Räume lesen: Atmosphäre verstehen und erleben

Räume tragen Atmosphäre

Sie speichern Eindrücke, Spannungen und Bewegungen, die oft unbewusst und subtil wirken.

Räume lesen – Die Sprache der Atmosphäre

Wenn Ihre Räume sprechen könnten - Was würden Sie sagen?

In meiner Arbeit nehme ich nicht nur den Menschen wahr, sondern auch die Räume, in denen Leben stattfindet. Aktuell ist eine Raumlesung nur im Raum Dresden und nährerer Umgebung möglich.

Räume tragen Eindrücke, Stimmungen und Bewegungen – oft jenseits von Worten. Diese wahrzunehmen dient nicht der Bewertung, sondern dem Verstehen.
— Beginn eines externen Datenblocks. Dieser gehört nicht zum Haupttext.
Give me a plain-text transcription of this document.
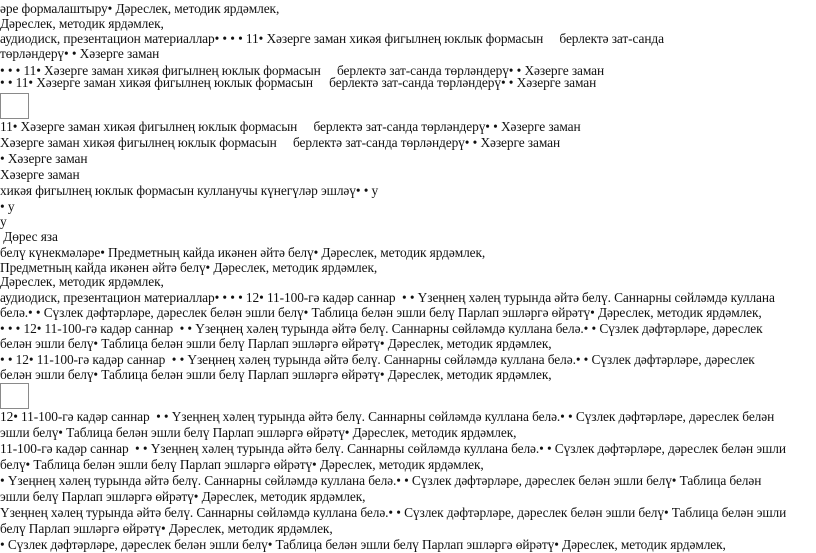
әре формалаштыру• Дәреслек, методик ярдәмлек,
Дәреслек, методик ярдәмлек,
аудиодиск, презентацион материаллар• • • • 11• Хәзерге заман хикәя фигылнең юклык формасын     берлектә зат-санда
төрләндерү• • Хәзерге заман
• • • 11• Хәзерге заман хикәя фигылнең юклык формасын     берлектә зат-санда төрләндерү• • Хәзерге заман
• • 11• Хәзерге заман хикәя фигылнең юклык формасын     берлектә зат-санда төрләндерү• • Хәзерге заман
11• Хәзерге заман хикәя фигылнең юклык формасын     берлектә зат-санда төрләндерү• • Хәзерге заман
Хәзерге заман хикәя фигылнең юклык формасын     берлектә зат-санда төрләндерү• • Хәзерге заман
• Хәзерге заман
Хәзерге заман
хикәя фигылнең юклык формасын кулланучы күнегүләр эшләү• • у
• у
у
Дөрес яза
белү күнекмәләре• Предметның кайда икәнен әйтә белү• Дәреслек, методик ярдәмлек,
Предметның кайда икәнен әйтә белү• Дәреслек, методик ярдәмлек,
Дәреслек, методик ярдәмлек,
аудиодиск, презентацион материаллар• • • • 12• 11-100-гә кадәр саннар  • • Үзеңнең хәлең турында әйтә белү. Саннарны сөйләмдә куллана
белә.• • Сүзлек дәфтәрләре, дәреслек белән эшли белү• Таблица белән эшли белү Парлап эшләргә өйрәтү• Дәреслек, методик ярдәмлек,
• • • 12• 11-100-гә кадәр саннар  • • Үзеңнең хәлең турында әйтә белү. Саннарны сөйләмдә куллана белә.• • Сүзлек дәфтәрләре, дәреслек
белән эшли белү• Таблица белән эшли белү Парлап эшләргә өйрәтү• Дәреслек, методик ярдәмлек,
• • 12• 11-100-гә кадәр саннар  • • Үзеңнең хәлең турында әйтә белү. Саннарны сөйләмдә куллана белә.• • Сүзлек дәфтәрләре, дәреслек
белән эшли белү• Таблица белән эшли белү Парлап эшләргә өйрәтү• Дәреслек, методик ярдәмлек,
12• 11-100-гә кадәр саннар  • • Үзеңнең хәлең турында әйтә белү. Саннарны сөйләмдә куллана белә.• • Сүзлек дәфтәрләре, дәреслек белән
эшли белү• Таблица белән эшли белү Парлап эшләргә өйрәтү• Дәреслек, методик ярдәмлек,
11-100-гә кадәр саннар  • • Үзеңнең хәлең турында әйтә белү. Саннарны сөйләмдә куллана белә.• • Сүзлек дәфтәрләре, дәреслек белән эшли
белү• Таблица белән эшли белү Парлап эшләргә өйрәтү• Дәреслек, методик ярдәмлек,
• Үзеңнең хәлең турында әйтә белү. Саннарны сөйләмдә куллана белә.• • Сүзлек дәфтәрләре, дәреслек белән эшли белү• Таблица белән
эшли белү Парлап эшләргә өйрәтү• Дәреслек, методик ярдәмлек,
Үзеңнең хәлең турында әйтә белү. Саннарны сөйләмдә куллана белә.• • Сүзлек дәфтәрләре, дәреслек белән эшли белү• Таблица белән эшли
белү Парлап эшләргә өйрәтү• Дәреслек, методик ярдәмлек,
• Сүзлек дәфтәрләре, дәреслек белән эшли белү• Таблица белән эшли белү Парлап эшләргә өйрәтү• Дәреслек, методик ярдәмлек,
Die Wahrnehmung des Raumes

Während einer Raumwahrnehmung bewege ich mich in Stille durch die Räume, die Sie einbeziehen möchten. Ich halte inne, gehe, bleibe stehen und nehme über Präsenz, Wahrnehmung und punktuelle Berührung die Atmosphäre des Raumes auf. Dabei entsteht ein feines Bild davon, wie sich ein Raum anfühlt – wo etwas leicht wirkt und wo Spannung, Verdichtung oder Unruhe wahrnehmbar ist. Jeder Raum und jedes Objekt trägt dabei auf seine Weise zu diesem Gesamtbild bei.

Stille als Voraussetzung

Während dieses Prozesses findet kein Gespräch statt. Der Raum bekommt die Möglichkeit, für einen Moment für sich selbst zu sprechen. Sie können dabei anwesend sein oder sich bewusst zurückziehen.

Wahrnehmung von…

  • der Atmosphäre und Wirkung eines Raumes
  • unruhigen oder emotional belastenden Wohnbereichen
  • Räumen, die ihre Funktion verloren haben
  • Orten, die nicht mehr stimmig wirken
  • energetischer Unruhe im Raum 

Begleitung bei...

  • der Stärkung der Verbundenheit mit dem eigenen Zuhause
  • der Neuausrichtung von Wohnräumen
  • Übergangsphasen im Zuhause
  • dem bewussteren Nutzen einzelner Räume
  • dem Wieder-Wohlfühlen in den eigenen vier Wänden
  • der Frage: „Was darf dieser Raum für mich werden?“
  • der Verbindung zwischen Innenwelt und Außenraum

Was sichtbar werden kann

Eine Raumwahrnehmung kann Hinweise geben auf:

  • Bereiche, in denen wiederkehrende Unruhe oder Anspannung spürbar ist
  • wiederholende Dynamiken, die sich an bestimmte Orte binden
  • Stellen, an denen Energie gebunden oder stagnierend wirkt
  • Möglichkeiten für Entlastung, Klärung oder Neuordnung

Dabei geht es nicht um Deutung oder Bewertung, sondern um ein achtsames Sichtbarmachen.

Das Vorgespräch

Vor einer Raumlesung findet ein kurzes Vorgespräch statt. Dieses dient dazu, den Rahmen zu klären und ein erstes Gefühl füreinander zu bekommen. Es geht dabei nicht um eine inhaltliche Vorbereitung oder das Erzählen von Hintergründen, sondern um ein gemeinsames Ankommen und ein klares Verständnis des Ablaufs. So entsteht eine Grundlage, auf der die Wahrnehmung frei und unbeeinflusst geschehen kann.

Im Anschluss

Nach der Wahrnehmung erfolgt ein ruhiges Gespräch. Ich teile meine Eindrücke und formuliere sie bewusst offen – oft in Form von Fragen, die zur eigenen Einordnung einladen. Ergänzend erhalten Sie im Nachgang eine schriftliche Zusammenfassung.

Rahmen und Dauer

Die Dauer richtet sich nach Größe und Struktur der Räume.

Zur Orientierung:

  • ca. 45 Minuten pro Raum
  • ca. 30 Minuten für Übergangsbereiche (Flure, Treppen, Nischen)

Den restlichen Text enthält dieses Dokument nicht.